When it all goes right, breastfeeding your baby is the best thing for them. However, it can put quite a demand on your body as your system tries to continue to make an adequate supply of breast milk.
From cluster feeds to late-night snacks, your baby will be calling on you for his nutritional needs. Breastfeeding is recommended exclusively for the first six months and then in combination with solids up to 12 months of age, so it’s important that you look after your body to ensure you’re able to keep up with the feeding schedule.
Supply and demand
The first and most important thing to know is that the best way to start off with a good milk supply and keep it going is by working with your baby. La Leche League Canada says, “Milk is produced almost continuously: The more often the baby nurses, the more milk there will be.” So don’t give up straightaway if you’re worried about supply — reach out for help if you have concerns.
It’s true. Nursing mothers have bigger appetites and might need to fill that with extra calories. INFACT Canada says, “A nursing woman needs between 200-500 extra calories per day, depending on her activity level and general state of nourishment. Although a breastfeeding mother will use some of her fat stores, if she is active, she may need more food.”
If you are in the throes of feeding a newborn or have just been through those first three months, then you understand that all-consuming, ravenous feeling you get during and after a nursing session. Like everything else, your milk supply and your appetite will settle down and get used to this new demand.

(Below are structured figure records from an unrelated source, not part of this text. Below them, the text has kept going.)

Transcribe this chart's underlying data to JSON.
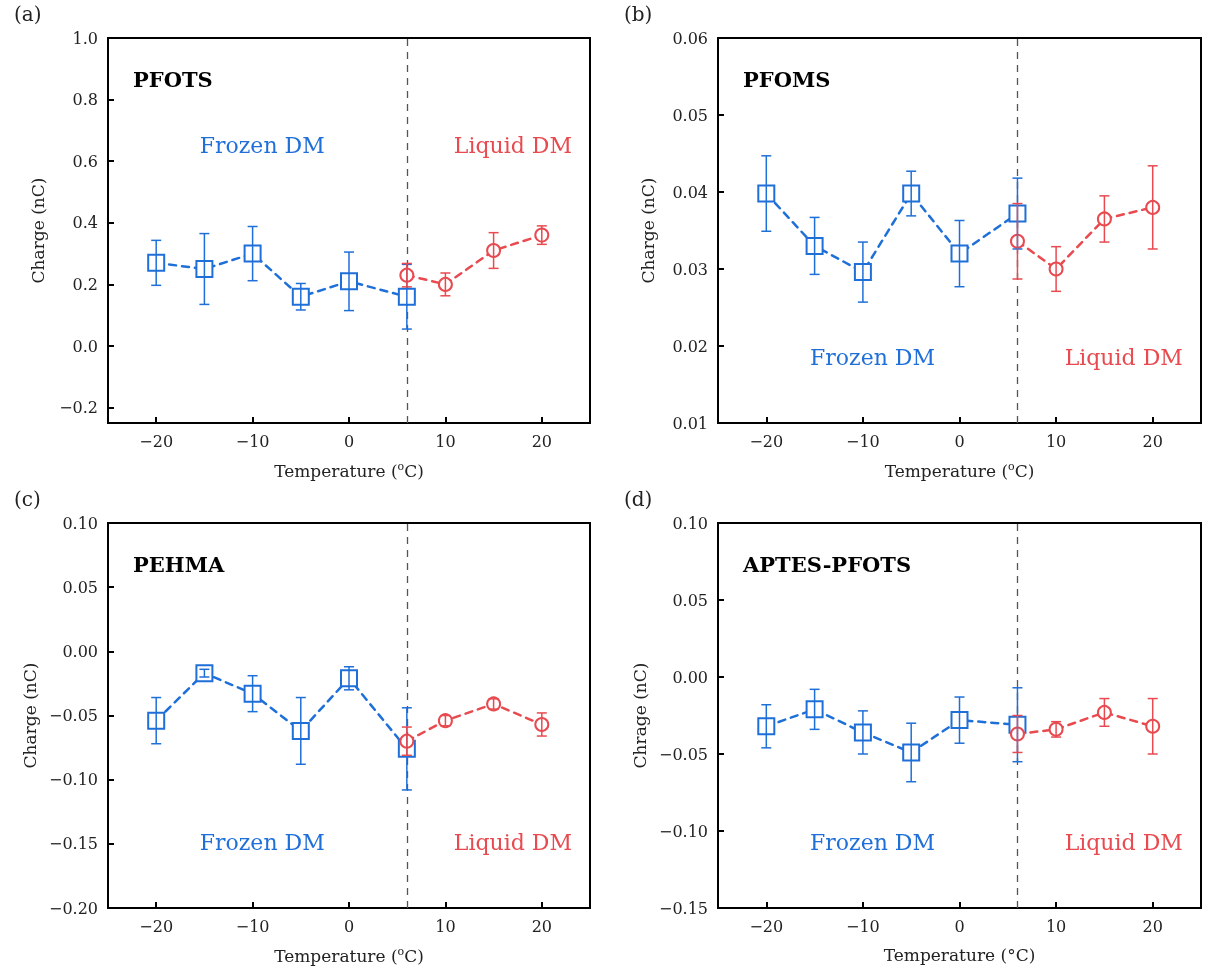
{
  "chart_data": [
    {
      "type": "line",
      "title": "PFOTS",
      "xlabel": "Temperature ($^{o}$C)",
      "ylabel": "Charge (nC)",
      "annotations": [
        "(a)",
        "Frozen DM",
        "Liquid DM"
      ],
      "xlim": [
        -25,
        25
      ],
      "xticks": [
        -20,
        -10,
        0,
        10,
        20
      ],
      "ylim": [
        -0.25,
        1.0
      ],
      "yticks": [
        {
          "value": -0.2,
          "label": "−0.2"
        },
        {
          "value": 0,
          "label": "0.0"
        },
        0.2,
        0.4,
        0.6,
        0.8,
        {
          "value": 1,
          "label": "1.0"
        }
      ],
      "line_style": "dashed",
      "grid": false,
      "ref_lines": [
        {
          "axis": "x",
          "value": 6,
          "color": "#555555",
          "line_style": "dashed"
        }
      ],
      "series": [
        {
          "color": "#1f6fd8",
          "marker": "square",
          "x": [
            -20,
            -15,
            -10,
            -5,
            0,
            6
          ],
          "values": [
            0.27,
            0.25,
            0.3,
            0.16,
            0.21,
            0.16
          ],
          "errors": [
            0.073,
            0.115,
            0.088,
            0.043,
            0.095,
            0.105
          ]
        },
        {
          "color": "#e84a4f",
          "marker": "circle",
          "x": [
            6,
            10,
            15,
            20
          ],
          "values": [
            0.23,
            0.2,
            0.31,
            0.36
          ],
          "errors": [
            0.038,
            0.037,
            0.058,
            0.03
          ]
        }
      ]
    },
    {
      "type": "line",
      "title": "PFOMS",
      "xlabel": "Temperature ($^{o}$C)",
      "ylabel": "Charge (nC)",
      "annotations": [
        "(b)",
        "Frozen DM",
        "Liquid DM"
      ],
      "xlim": [
        -25,
        25
      ],
      "xticks": [
        -20,
        -10,
        0,
        10,
        20
      ],
      "ylim": [
        0.01,
        0.06
      ],
      "yticks": [
        0.01,
        0.02,
        0.03,
        0.04,
        0.05,
        0.06
      ],
      "line_style": "dashed",
      "grid": false,
      "ref_lines": [
        {
          "axis": "x",
          "value": 6,
          "color": "#555555",
          "line_style": "dashed"
        }
      ],
      "series": [
        {
          "color": "#1f6fd8",
          "marker": "square",
          "x": [
            -20,
            -15,
            -10,
            -5,
            0,
            6
          ],
          "values": [
            0.0398,
            0.033,
            0.0296,
            0.0398,
            0.032,
            0.0372
          ],
          "errors": [
            0.0049,
            0.0037,
            0.0039,
            0.0029,
            0.0043,
            0.0046
          ]
        },
        {
          "color": "#e84a4f",
          "marker": "circle",
          "x": [
            6,
            10,
            15,
            20
          ],
          "values": [
            0.0336,
            0.03,
            0.0365,
            0.038
          ],
          "errors": [
            0.0049,
            0.0029,
            0.003,
            0.0054
          ]
        }
      ]
    },
    {
      "type": "line",
      "title": "PEHMA",
      "xlabel": "Temperature ($^{o}$C)",
      "ylabel": "Charge (nC)",
      "annotations": [
        "(c)",
        "Frozen DM",
        "Liquid DM"
      ],
      "xlim": [
        -25,
        25
      ],
      "xticks": [
        -20,
        -10,
        0,
        10,
        20
      ],
      "ylim": [
        -0.2,
        0.1
      ],
      "yticks": [
        {
          "value": -0.2,
          "label": "−0.20"
        },
        {
          "value": -0.15,
          "label": "−0.15"
        },
        {
          "value": -0.1,
          "label": "−0.10"
        },
        {
          "value": -0.05,
          "label": "−0.05"
        },
        {
          "value": 0,
          "label": "0.00"
        },
        0.05,
        {
          "value": 0.1,
          "label": "0.10"
        }
      ],
      "line_style": "dashed",
      "grid": false,
      "ref_lines": [
        {
          "axis": "x",
          "value": 6,
          "color": "#555555",
          "line_style": "dashed"
        }
      ],
      "series": [
        {
          "color": "#1f6fd8",
          "marker": "square",
          "x": [
            -20,
            -15,
            -10,
            -5,
            0,
            6
          ],
          "values": [
            -0.054,
            -0.017,
            -0.033,
            -0.062,
            -0.021,
            -0.076
          ],
          "errors": [
            0.018,
            0.003,
            0.014,
            0.026,
            0.009,
            0.032
          ]
        },
        {
          "color": "#e84a4f",
          "marker": "circle",
          "x": [
            6,
            10,
            15,
            20
          ],
          "values": [
            -0.07,
            -0.054,
            -0.041,
            -0.057
          ],
          "errors": [
            0.011,
            0.004,
            0.004,
            0.009
          ]
        }
      ]
    },
    {
      "type": "line",
      "title": "APTES-PFOTS",
      "xlabel": "Temperature (°C)",
      "ylabel": "Chrage (nC)",
      "annotations": [
        "(d)",
        "Frozen DM",
        "Liquid DM"
      ],
      "xlim": [
        -25,
        25
      ],
      "xticks": [
        -20,
        -10,
        0,
        10,
        20
      ],
      "ylim": [
        -0.15,
        0.1
      ],
      "yticks": [
        {
          "value": -0.15,
          "label": "−0.15"
        },
        {
          "value": -0.1,
          "label": "−0.10"
        },
        {
          "value": -0.05,
          "label": "−0.05"
        },
        {
          "value": 0,
          "label": "0.00"
        },
        0.05,
        {
          "value": 0.1,
          "label": "0.10"
        }
      ],
      "line_style": "dashed",
      "grid": false,
      "ref_lines": [
        {
          "axis": "x",
          "value": 6,
          "color": "#555555",
          "line_style": "dashed"
        }
      ],
      "series": [
        {
          "color": "#1f6fd8",
          "marker": "square",
          "x": [
            -20,
            -15,
            -10,
            -5,
            0,
            6
          ],
          "values": [
            -0.032,
            -0.021,
            -0.036,
            -0.049,
            -0.028,
            -0.031
          ],
          "errors": [
            0.014,
            0.013,
            0.014,
            0.019,
            0.015,
            0.024
          ]
        },
        {
          "color": "#e84a4f",
          "marker": "circle",
          "x": [
            6,
            10,
            15,
            20
          ],
          "values": [
            -0.037,
            -0.034,
            -0.023,
            -0.032
          ],
          "errors": [
            0.012,
            0.005,
            0.009,
            0.018
          ]
        }
      ]
    }
  ]
}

Although a woman’s body is a well-honed machine and instinctively knows what to do the minute the baby is born, sometimes nutritional deficiencies can occur.
The most common deficiency is a lack of vitamin D. This can happen because it’s missing from your diet, but usually it’s because of a lack of sunlight. Let’s face it — most new moms spend a lot of time at home during those first few months.
Another important dietary factor is water. Nursing mothers should try to stay hydrated throughout the day, which will help with any lethargy or thirst that can be experienced during breastfeeding sessions.
Have breastfeeding concerns? See these online resources for breastfeeding support >>
Sometimes well-meaning people will tell you to drink lots of milk to boost your own milk production. However, this is a big myth. Increasing dairy consumption won’t help directly with your nursing abilities, though it is a good idea to ensure you consume adequate amounts of calcium as part of your overall diet.
The best way to ensure you’re getting all the nutrition you need is to eat a healthy diet. If needed, get additional support from a multivitamin, and take some time to go outside in the sunlight.
Try to include some of the following foods in your diet:
- Oatmeal (helps with lactation but is also known to boost oxytocin, the “love” hormone)
- Leafy green vegetables, like spinach (loaded with folate, calcium, iron, vitamin K and vitamin A)
- Beans and legumes, such as chickpeas (considered lactogenic foods and good protein sources)
- Apricots (contain phytoestrogens for balancing hormones)
- Asparagus (contains phytoestrogens and amino acids that stimulate milk supply)
- Carrots (excellent source of phytoestrogens)
- Brown rice (helps increase serotonin level, which stimulates prolactin supply, necessary for milk production)
- Salmon (contains fatty acids and omega-3s).